Fashion in 2016 is suffering from a case of ungapatchka, an overly busy, ornately decorated, garnished-to-the-point-of-bad-taste condition. Designers typically resort to embellishment and extras when they’re at a loss for bigger ideas about cut, proportion, and silhouette. Fashion’s OTT-itis is relevant here because it puts what Sébastien Meyer and Arnaud Vaillant are doing at Courrèges in such sharp relief.
The young designers sent a jolt through Paris Fashion Week last season with a stripped-down reinterpretation of André Courrèges’s space-age ’60s aesthetic and a novel presentation that had them speaking to the audience beforehand. There was no preamble at their sophomore effort today, but the premise was the same: Present variations on straightforward categories—knit bodysuits, jackets, skirts, pants, etc. The risk of this strategy is that Courrèges's mod shapes become familiar fast. This crowd is constantly looking for the new. It’s an issue Meyer and Vaillant will have to reckon with for as long as their stint at Courrèges lasts.
But they did a good job of keeping interest levels up this morning, by tapping into fashion’s other current fetishes. First with technology. A trio of coats marched by with power-control buttons on the left bicep. Press the button, the designers explained backstage, and the mobile phone–enabled power source warms the coat. The charge apparently lasts for six hours. And second with a huge ready-to-buy offering. All season long brands have been proudly announcing see now, buy now “collections” that are usually no more than a handful of pieces. Courrèges has 30.

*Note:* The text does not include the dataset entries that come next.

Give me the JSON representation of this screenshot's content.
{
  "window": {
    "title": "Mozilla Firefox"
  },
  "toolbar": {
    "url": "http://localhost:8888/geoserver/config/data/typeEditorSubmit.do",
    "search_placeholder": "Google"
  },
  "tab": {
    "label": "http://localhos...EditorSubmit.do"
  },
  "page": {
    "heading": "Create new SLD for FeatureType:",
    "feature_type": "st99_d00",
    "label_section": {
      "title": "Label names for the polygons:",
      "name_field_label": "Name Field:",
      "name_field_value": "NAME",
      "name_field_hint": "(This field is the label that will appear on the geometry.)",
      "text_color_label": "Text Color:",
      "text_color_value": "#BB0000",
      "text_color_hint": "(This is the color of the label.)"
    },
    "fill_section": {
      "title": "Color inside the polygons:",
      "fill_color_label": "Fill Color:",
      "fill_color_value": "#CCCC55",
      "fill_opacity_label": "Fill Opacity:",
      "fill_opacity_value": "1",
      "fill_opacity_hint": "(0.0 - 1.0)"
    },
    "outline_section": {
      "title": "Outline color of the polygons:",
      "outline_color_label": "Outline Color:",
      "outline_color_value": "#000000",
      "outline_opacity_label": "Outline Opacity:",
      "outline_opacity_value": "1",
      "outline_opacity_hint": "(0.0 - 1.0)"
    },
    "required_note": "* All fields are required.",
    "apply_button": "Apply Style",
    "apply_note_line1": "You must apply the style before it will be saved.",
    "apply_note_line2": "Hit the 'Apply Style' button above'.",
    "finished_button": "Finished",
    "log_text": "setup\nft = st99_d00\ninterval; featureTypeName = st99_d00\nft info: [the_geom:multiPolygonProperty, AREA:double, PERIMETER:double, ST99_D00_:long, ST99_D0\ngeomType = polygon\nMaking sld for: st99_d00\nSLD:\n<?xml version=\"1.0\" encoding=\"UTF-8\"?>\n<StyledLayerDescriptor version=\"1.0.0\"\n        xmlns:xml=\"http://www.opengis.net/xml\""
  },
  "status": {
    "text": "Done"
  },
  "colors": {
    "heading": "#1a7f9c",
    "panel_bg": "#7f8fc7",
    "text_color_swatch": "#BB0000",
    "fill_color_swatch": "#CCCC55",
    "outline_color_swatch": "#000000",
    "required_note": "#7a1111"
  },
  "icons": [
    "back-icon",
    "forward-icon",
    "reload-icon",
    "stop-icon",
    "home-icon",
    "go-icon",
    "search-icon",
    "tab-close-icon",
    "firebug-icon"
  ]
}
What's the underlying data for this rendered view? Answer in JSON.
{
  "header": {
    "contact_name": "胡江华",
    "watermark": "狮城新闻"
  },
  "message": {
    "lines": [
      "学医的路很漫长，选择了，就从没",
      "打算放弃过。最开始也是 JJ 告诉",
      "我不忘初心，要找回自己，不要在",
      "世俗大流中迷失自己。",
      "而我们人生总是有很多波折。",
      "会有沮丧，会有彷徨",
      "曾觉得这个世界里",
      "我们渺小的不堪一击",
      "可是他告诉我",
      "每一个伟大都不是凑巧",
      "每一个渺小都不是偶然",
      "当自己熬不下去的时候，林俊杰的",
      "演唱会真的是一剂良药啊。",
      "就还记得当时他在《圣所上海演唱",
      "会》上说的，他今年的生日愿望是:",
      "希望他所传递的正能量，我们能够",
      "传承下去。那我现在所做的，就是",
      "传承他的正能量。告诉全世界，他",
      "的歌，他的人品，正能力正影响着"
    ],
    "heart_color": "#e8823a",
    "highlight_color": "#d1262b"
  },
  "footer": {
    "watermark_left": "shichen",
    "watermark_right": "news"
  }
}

The fact that the Courrèges aesthetic, now half a century old, still stands for the future is endlessly ironic. Why hasn’t fashion come up with alternate visions of the future? That’s a question for another day. At the moment, the fact that Meyer and Vaillant are reinterpreting the groundbreaking designer’s legacy in ways that go beyond crinkly patent cropped jackets and minis is satisfying enough.